Evoluzione di assetti federali

Ripercorrendo la storia, possiamo osservare come l'esperienza federale si sia evoluta attraverso tre tappe fondamentali, la prima delle quali è la federazione tribale israelitica descritta nella Bibbia, risalente a più di tremila anni orsono e fondantesi su un patto tra partners paritetici. In tal modo, si formò una comunità politica entro la quale ogni tribù conservava la propria libertà, pur nel contesto di un diritto e una costituzione comuni.
La seconda esperienza è riconducibile alla Confederazione Elvetica del XIII secolo, in piena epoca medievale. Unitamente ai successivi effetti della Riforma, le cui correnti principali vi ricevettero maggior ospitalità e appoggio, questa esperienza fece sì che sul territorio elvetico si formasse una struttura confederale, tale da consentire a un popolo libero di autogovernarsi .
La terza esperienza, che più ci interessa, è quella degli Stati Uniti d'America, risalente a più di duecento anni fa. Primo esempio di federazione moderna, quello americano si è dimostrato un esperimento sufficientemente efficace a governare una comunità politica di dimensioni continentali, varia e disomogenea sul piano etnico e culturale e assai dinamica sul piano economico e sociale .

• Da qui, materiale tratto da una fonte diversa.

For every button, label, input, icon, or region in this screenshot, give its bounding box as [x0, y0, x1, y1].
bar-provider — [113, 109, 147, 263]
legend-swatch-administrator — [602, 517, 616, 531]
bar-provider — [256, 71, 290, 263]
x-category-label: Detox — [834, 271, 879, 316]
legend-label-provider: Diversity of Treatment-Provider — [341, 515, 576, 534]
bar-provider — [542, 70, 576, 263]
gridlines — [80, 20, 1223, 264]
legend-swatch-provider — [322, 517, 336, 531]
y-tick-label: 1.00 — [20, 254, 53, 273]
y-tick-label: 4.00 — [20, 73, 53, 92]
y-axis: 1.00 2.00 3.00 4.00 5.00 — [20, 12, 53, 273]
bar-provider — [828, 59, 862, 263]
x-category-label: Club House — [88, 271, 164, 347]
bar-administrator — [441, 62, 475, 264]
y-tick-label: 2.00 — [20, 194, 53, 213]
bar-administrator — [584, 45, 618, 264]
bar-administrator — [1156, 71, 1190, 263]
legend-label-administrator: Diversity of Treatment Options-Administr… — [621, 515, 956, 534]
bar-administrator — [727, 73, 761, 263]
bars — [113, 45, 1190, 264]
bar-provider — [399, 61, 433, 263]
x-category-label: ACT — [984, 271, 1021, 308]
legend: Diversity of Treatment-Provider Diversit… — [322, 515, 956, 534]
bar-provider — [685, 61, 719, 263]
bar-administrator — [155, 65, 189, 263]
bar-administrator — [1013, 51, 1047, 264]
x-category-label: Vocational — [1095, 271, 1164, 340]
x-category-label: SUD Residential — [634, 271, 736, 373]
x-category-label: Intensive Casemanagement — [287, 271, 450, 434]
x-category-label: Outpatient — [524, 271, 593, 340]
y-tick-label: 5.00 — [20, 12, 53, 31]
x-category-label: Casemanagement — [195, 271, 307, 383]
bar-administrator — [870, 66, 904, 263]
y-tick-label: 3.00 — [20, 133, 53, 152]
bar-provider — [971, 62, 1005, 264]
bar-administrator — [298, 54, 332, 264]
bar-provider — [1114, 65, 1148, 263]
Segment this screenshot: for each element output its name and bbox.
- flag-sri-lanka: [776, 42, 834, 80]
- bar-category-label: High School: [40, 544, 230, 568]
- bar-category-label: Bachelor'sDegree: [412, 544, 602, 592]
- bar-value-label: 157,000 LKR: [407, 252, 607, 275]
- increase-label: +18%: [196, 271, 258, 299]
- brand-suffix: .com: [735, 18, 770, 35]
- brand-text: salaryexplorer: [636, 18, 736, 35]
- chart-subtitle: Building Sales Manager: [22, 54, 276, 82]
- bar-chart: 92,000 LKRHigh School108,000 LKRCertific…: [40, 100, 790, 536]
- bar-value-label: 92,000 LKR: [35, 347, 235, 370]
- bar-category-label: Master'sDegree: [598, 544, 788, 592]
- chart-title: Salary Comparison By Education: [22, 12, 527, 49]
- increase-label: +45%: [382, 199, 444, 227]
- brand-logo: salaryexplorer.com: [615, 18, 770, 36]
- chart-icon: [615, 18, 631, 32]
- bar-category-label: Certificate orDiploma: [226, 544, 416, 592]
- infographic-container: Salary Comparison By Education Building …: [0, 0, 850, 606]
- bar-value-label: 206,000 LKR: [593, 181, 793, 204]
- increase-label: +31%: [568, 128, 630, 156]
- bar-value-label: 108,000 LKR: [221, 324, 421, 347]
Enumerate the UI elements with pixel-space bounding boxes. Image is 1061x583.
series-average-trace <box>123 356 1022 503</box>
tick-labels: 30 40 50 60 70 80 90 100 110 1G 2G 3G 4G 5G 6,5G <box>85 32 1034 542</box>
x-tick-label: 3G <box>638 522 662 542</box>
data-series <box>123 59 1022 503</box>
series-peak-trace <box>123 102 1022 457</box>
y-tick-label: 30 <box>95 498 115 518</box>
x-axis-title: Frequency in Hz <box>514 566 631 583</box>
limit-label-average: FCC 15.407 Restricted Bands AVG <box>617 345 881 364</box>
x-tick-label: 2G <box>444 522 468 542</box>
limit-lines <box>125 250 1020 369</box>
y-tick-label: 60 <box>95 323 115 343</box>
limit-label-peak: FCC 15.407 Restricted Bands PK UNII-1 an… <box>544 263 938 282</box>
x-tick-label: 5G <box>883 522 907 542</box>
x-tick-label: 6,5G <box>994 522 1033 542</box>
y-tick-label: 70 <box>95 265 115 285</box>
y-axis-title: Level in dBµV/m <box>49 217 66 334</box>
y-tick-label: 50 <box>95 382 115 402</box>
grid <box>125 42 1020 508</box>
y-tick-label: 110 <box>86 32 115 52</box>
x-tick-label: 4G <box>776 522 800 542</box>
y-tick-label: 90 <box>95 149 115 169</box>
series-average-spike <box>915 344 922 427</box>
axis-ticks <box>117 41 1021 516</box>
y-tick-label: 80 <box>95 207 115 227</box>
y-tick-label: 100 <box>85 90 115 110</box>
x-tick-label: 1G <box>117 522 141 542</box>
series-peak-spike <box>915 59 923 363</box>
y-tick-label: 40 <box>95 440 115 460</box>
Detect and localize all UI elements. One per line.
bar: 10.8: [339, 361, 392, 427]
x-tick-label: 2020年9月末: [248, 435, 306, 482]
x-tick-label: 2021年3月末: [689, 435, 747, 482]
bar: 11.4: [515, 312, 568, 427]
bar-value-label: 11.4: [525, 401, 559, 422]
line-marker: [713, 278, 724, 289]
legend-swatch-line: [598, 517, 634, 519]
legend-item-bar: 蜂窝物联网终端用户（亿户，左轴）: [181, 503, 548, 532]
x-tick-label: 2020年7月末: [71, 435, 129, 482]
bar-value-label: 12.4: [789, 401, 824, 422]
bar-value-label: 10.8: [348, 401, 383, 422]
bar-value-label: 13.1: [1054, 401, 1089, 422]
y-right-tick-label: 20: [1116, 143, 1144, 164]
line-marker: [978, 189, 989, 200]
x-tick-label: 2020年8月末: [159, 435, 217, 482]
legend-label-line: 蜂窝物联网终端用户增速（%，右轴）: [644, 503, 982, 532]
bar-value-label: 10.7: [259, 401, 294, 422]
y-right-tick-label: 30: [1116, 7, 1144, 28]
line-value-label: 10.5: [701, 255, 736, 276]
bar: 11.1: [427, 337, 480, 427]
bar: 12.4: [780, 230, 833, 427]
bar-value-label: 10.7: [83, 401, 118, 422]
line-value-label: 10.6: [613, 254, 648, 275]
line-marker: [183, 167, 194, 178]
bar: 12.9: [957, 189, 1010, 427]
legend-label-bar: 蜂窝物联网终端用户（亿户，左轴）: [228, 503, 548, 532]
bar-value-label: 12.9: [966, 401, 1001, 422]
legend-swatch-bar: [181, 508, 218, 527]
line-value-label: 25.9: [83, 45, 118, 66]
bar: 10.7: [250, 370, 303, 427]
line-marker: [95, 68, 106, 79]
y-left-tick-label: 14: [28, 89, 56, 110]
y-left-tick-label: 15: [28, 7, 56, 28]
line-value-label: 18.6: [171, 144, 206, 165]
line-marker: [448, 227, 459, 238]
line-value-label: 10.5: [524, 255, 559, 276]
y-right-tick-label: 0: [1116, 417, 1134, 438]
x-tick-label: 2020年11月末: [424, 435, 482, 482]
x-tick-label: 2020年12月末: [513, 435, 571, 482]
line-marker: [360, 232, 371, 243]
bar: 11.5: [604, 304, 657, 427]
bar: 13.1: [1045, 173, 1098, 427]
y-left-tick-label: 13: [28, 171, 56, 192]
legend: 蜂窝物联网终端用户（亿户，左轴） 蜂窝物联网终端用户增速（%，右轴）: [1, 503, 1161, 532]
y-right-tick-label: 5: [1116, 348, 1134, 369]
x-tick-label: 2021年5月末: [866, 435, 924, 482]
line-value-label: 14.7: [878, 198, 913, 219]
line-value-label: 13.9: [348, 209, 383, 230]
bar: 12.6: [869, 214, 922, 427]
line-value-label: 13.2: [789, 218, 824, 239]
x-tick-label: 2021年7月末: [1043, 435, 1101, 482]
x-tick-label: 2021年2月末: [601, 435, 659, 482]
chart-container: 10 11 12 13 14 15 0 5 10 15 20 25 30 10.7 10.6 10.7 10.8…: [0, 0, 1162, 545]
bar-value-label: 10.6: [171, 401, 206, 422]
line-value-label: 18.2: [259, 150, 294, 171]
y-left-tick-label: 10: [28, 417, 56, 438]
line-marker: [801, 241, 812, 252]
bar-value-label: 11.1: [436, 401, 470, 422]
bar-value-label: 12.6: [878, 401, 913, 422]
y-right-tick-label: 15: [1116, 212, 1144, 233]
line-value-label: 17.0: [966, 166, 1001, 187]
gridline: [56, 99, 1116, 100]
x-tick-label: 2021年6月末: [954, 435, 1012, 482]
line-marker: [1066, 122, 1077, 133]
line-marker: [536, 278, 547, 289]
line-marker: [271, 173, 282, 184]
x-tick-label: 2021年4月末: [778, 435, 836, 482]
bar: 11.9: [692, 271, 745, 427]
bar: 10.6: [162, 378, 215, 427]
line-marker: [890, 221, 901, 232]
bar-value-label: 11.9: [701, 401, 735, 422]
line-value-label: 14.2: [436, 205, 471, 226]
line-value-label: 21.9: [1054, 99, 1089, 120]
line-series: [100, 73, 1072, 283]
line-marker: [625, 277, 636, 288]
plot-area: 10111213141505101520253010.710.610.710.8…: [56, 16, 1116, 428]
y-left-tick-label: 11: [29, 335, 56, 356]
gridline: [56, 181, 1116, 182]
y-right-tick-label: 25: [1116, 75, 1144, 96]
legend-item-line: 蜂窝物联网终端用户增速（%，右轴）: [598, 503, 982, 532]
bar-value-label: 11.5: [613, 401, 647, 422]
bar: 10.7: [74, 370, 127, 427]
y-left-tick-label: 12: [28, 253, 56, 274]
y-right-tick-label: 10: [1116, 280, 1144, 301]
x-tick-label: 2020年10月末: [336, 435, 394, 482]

L'originario sistema federale americano, previde l'affiancamento di una nuova entità, lo stato federale, ai tredici stati allora esistenti. Lo stato federale, il cui territorio era costituito dalla somma degli stati membri, era dotato di una sovranità propria, che esercitava in un rapporto non-gerarchico con gli stati membri. Fondamentale fu l'intuizione dei padri fondatori di concepire un assetto istituzionale basato su un federalismo "per competenze", nel senso che alcuni poteri, espressamente stabiliti, come la politica estera, la moneta, il servizio postale e tutto quanto necessario ad aprire grandi comunicazioni per unire le diverse parti del territorio erano delegati al governo federale, mentre gli altri poteri, di carattere generale e non indicati, erano delegati espressamente agli stati membri, come recitava, del resto, il X Emendamento: " I poteri non delegati dalla Costituzione degli Stati Uniti, o da essa non vietati agli stati, sono riservati ai rispettivi stati, ovvero al popolo". Il governo federale, inoltre, non poteva imporre forme di tassazione diretta o sospendere l'habeas corpus, mentre sia allo stato federale che ai singoli stati membri fu proibito emanare leggi di carattere retroattivo, conferire titoli nobiliari e violare i diritti inclusi nel Bill of Rights.
In caso di conflitto di attribuzione di poteri tra stato federale e uno o più singoli stati membri, è previsto l'istituto dell'arbitrato, esercitato dalla Corte Suprema, che interpreta l'art. VI della Costituzione, detta anche "clausola della supremazia".